Friday, March 24, 2017

SCMS Conference 2017, Thursday March 23rd

Reflections on three panels from Thursday, March 23: the "Race/Ethnicity/Species: Chinese Cinema’s Others" panel included perspectives on the politics of fifteen CCP ethnographic minority (CCP term) documentaries produced for internal government exhibition between 1957 and 1965 (Dr. Ying Qian), recent ecocinema and Chinese co-productions, namely Wolf Totem and Born in China (Dr. Yiman Wang), and mediations between the lived experiences of majority/visible and minority/invisible status in recent Chinese documentaries (Dr. Jenny Chio).

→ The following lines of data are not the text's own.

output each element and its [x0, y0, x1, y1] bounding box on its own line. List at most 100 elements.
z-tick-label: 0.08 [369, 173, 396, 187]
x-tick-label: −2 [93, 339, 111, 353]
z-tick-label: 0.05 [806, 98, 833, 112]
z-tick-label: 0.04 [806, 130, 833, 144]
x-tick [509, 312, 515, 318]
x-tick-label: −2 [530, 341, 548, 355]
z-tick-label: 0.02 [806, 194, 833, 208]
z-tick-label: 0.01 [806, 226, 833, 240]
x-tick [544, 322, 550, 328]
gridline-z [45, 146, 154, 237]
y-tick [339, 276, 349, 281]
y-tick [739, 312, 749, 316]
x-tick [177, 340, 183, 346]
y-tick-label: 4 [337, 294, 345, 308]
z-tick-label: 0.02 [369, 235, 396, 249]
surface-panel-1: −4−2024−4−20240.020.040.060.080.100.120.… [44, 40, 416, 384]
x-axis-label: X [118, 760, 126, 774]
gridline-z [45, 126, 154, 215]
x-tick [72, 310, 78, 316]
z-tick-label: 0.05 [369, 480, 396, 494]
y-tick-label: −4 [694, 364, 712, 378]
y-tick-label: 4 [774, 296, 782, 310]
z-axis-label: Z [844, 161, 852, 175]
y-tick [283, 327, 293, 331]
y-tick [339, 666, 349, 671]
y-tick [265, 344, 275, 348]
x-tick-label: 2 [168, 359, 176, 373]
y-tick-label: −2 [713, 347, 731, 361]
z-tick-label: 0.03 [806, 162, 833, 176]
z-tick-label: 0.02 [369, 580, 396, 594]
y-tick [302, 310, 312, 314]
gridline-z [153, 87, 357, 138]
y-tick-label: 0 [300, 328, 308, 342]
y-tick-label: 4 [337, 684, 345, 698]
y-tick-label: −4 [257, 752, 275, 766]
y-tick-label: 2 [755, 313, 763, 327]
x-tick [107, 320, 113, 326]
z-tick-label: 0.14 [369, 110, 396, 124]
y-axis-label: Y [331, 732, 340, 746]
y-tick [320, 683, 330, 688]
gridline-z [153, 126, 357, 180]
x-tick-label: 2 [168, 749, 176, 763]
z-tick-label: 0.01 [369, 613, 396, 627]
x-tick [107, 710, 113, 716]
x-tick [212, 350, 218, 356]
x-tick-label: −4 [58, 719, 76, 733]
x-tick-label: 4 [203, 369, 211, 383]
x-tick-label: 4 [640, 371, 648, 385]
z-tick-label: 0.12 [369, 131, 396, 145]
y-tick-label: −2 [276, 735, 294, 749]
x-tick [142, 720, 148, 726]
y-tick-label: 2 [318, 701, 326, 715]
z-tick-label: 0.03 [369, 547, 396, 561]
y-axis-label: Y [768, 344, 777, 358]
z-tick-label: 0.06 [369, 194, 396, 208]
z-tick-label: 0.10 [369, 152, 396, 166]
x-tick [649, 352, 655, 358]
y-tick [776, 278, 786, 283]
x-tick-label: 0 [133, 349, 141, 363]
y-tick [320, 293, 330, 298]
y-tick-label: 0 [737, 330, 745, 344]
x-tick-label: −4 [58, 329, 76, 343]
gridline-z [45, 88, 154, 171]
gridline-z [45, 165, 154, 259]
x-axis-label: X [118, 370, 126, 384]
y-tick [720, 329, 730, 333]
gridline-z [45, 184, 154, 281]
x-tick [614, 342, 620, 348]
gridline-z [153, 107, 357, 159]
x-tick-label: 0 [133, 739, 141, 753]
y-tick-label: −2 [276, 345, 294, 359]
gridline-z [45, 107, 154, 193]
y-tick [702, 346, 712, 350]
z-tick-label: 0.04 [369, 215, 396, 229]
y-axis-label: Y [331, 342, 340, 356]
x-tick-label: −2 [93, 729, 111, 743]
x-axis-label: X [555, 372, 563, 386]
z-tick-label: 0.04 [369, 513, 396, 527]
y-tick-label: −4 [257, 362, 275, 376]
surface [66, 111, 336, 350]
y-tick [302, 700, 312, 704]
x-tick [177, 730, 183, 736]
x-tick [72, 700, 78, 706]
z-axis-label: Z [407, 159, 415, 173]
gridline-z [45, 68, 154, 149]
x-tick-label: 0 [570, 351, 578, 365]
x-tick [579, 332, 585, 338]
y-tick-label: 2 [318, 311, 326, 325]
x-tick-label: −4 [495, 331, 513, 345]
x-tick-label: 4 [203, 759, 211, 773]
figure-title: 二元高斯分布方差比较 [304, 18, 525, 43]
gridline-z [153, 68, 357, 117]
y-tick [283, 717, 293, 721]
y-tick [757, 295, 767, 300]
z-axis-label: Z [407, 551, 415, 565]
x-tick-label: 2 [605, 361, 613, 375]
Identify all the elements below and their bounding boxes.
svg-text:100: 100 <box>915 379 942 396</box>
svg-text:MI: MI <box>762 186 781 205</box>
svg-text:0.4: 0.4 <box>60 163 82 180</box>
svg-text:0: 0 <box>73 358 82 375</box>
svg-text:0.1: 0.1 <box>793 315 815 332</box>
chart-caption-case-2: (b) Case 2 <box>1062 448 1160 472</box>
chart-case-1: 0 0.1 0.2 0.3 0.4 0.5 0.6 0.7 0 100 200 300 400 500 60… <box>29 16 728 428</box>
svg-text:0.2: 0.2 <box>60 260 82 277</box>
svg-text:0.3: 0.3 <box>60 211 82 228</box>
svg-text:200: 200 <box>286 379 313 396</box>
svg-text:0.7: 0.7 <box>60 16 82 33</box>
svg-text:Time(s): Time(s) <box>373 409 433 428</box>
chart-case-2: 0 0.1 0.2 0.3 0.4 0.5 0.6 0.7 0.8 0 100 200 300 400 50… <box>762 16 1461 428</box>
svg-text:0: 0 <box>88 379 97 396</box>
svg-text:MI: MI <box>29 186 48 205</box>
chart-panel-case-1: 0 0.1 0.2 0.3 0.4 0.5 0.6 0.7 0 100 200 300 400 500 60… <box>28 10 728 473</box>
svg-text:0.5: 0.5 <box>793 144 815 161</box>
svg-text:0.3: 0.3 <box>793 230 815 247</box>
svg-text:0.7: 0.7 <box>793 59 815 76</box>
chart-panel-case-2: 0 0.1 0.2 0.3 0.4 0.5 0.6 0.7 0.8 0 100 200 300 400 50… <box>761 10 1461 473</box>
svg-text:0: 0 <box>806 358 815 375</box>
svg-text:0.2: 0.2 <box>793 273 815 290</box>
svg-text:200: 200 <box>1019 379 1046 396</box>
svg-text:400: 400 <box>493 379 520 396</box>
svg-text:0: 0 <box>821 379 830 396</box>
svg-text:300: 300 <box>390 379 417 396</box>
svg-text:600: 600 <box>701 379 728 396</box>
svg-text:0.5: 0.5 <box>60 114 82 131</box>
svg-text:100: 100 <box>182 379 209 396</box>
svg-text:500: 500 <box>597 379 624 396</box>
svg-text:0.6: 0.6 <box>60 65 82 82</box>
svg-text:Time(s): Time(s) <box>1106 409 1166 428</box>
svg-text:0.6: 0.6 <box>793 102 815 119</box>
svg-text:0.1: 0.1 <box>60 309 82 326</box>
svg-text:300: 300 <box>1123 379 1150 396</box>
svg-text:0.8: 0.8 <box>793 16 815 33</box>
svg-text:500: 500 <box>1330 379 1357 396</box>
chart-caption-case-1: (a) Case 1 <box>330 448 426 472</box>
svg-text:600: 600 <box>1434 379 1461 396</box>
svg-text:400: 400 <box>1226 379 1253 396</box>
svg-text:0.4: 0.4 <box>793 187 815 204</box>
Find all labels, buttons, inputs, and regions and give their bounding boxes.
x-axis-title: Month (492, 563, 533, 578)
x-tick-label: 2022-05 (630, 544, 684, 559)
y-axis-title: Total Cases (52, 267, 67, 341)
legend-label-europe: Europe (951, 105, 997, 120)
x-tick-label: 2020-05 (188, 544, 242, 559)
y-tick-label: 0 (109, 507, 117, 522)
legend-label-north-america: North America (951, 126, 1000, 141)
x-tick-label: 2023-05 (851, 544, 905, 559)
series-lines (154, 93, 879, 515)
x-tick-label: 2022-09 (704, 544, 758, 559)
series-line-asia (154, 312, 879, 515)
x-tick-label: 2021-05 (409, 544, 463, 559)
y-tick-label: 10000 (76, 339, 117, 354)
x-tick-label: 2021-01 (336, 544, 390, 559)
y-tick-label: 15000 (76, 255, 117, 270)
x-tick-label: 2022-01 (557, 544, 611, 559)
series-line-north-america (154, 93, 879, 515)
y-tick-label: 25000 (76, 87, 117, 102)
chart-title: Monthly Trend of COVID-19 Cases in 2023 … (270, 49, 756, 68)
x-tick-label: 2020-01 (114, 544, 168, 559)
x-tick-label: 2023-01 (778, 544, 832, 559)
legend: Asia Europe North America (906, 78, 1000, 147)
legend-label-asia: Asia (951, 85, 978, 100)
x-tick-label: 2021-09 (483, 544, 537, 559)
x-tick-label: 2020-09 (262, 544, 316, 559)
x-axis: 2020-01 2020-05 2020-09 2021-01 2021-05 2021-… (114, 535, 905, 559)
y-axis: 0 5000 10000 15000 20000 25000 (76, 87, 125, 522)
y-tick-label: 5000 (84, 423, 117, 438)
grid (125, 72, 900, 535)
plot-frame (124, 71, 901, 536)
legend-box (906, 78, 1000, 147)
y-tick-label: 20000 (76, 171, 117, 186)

The "Trans-locality, Temporality, and Queer Asian Cinema in the Age of Globalization" panel featured an outstanding line-up of presentations, but what comes to mind in retrospect are the reflections filmmaker and scholar Po-Chen Tsai offered in relation to what it means to be queer in this time and space in Taiwan in terms of nationalism, downward mobility, and current political and economic conditions. One of her case study films is the dark, complex Thanatos, Drunk (Chang, 2015).

Weijia Du's work included this slide regarding
dubbing foreign films into Chinese on the Mainland during the Cold War

This year at SCMS there were fewer Cold War panels than in years past, but the lack of quantity was made up by the superb quality of "Cinema of Displacement: Negotiating Politics, Gender, Identity, and Family in Chinese-language Cinema" which covered Cold War films from China (Weijia Du, University of Illinois at Urbana-Champaign), Hong Kong (I In Chiang, Rhodes College), and Taiwan (Mei-Hsuan Chiang, Taipei National University of the Arts) in a captivating convergence of perspectives.